- Title: Imam, Qadi

Personal life
- Born: 206 AH (821/2 AD) Basra
- Died: 287 AH (900 AD) Isfahan
- Era: Islamic golden age
- Region: Iraq
- Main interest(s): Hadith, Fiqh
- Occupation: Muhaddith, Islamic Scholar, Muslim jurist

Religious life
- Religion: Islam
- Denomination: Sunni

Muslim leader
- Influenced by Dawud al-Zahiri, Al-Bukhari, Abu Hatim Muhammad ibn Idris al-Razi;
- Influenced Muhammad Nasiruddin al-Albani, Muqbil bin Hadi al-Wadi'i;

= Ibn Abi Asim =

9th century Iraqi Sunni scholar

Abu Bakr Ahmad bin `Amr ad-Dahhak bin Makhlad ash-Shaibani (أبو بكرأحمد بن عمرو بن الضحاك بن مخلد الشيباني), widely known as Ibn Abi Asim (ابن أبي عاصم), was an Iraqi Sunni scholar of the 9th century. He is most famous for his work in the field of hadith science.

==Biography==

===Family and early life===
Ibn Abi Asim was born in Basra, Iraq in 822. He grew up in an academic household, as both his father and his grandfather were scholars of Prophetic traditions in their own right. Due to his family's scholarly background, he was educated in the religious sciences at an early age. While religious learning was often begun in a madrasa or masjid starting in the early teens, Ibn Abi Asim had a head start relative to his time period.

===Career===
Eventually, Ibn Abi Asim left Basra for the city of Isfahan, further to the east.

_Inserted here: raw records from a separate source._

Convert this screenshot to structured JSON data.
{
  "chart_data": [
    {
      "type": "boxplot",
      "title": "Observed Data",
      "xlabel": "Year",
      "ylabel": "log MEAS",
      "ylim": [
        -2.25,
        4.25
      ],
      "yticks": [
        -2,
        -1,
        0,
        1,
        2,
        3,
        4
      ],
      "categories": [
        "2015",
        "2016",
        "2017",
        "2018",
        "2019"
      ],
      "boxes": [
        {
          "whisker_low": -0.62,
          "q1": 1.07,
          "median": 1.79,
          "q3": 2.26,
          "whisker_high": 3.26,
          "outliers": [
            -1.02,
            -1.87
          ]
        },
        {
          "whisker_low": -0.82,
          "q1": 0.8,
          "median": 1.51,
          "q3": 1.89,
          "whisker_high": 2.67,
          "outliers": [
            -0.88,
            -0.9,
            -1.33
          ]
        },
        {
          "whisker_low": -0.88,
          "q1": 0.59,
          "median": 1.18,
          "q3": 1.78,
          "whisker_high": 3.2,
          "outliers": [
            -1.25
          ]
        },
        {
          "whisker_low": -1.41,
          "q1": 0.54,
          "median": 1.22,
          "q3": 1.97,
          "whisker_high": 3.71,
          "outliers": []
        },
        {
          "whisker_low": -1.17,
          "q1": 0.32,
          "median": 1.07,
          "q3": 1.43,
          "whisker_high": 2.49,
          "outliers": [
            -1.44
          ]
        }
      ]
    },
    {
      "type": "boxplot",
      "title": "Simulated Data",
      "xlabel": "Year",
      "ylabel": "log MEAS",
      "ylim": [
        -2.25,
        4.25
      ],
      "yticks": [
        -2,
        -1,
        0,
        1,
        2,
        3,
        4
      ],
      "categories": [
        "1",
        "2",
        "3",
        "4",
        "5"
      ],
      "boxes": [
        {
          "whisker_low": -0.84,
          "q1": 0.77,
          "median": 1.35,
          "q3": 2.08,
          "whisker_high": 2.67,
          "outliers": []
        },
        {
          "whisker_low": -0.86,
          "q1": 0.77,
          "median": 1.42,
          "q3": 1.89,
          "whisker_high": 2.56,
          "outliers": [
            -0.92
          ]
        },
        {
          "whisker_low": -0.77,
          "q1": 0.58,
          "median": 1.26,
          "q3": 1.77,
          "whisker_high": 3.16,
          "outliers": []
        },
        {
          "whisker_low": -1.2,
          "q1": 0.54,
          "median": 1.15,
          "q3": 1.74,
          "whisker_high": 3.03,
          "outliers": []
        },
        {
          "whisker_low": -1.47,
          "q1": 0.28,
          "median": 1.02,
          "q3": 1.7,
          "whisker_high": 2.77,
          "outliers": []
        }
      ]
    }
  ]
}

Late in life, he was granted a position as a judge at his new city of residence.

===Death===
Ibn Abi Asim died in Isfahan in the year 900. He was 81 years old and at the time of his death, he was still holding his position as a judge. According to Iranian historian Abu Nu`aym, Ibn Abi Asim was buried in Isfahan's Doshabaz cemetery.

==Legacy==

===Works===
Ibn Abi Asim compiled numerous Prophetic traditions into two volumes, organized into chapters based on different theological and creed-related topics. He had also written about the first-generation Muslim and Umayyad caliph, Mu'awiya, though the work is now lost. Likewise, the exact topic has eluded historians, with Al-Suyuti claiming it was a book on Mu'awiya's dreams, while Ibn Hajar referred to it as a book on Mu'awiya's virtues. It is not known whether the topic Ibn Abi Asim's essay was actually disputed, or if he had simply written about both topics.

===Sunni Muslim evaluation===
Historians Abu al-Abbas al-Niswi and Abu Nu`aym both reported Ibn Abi Asim as having been a Zahiri. Although he has become an important figure for the Zahiri school in the modern day, few of his works in jurisprudence have survived to the modern era.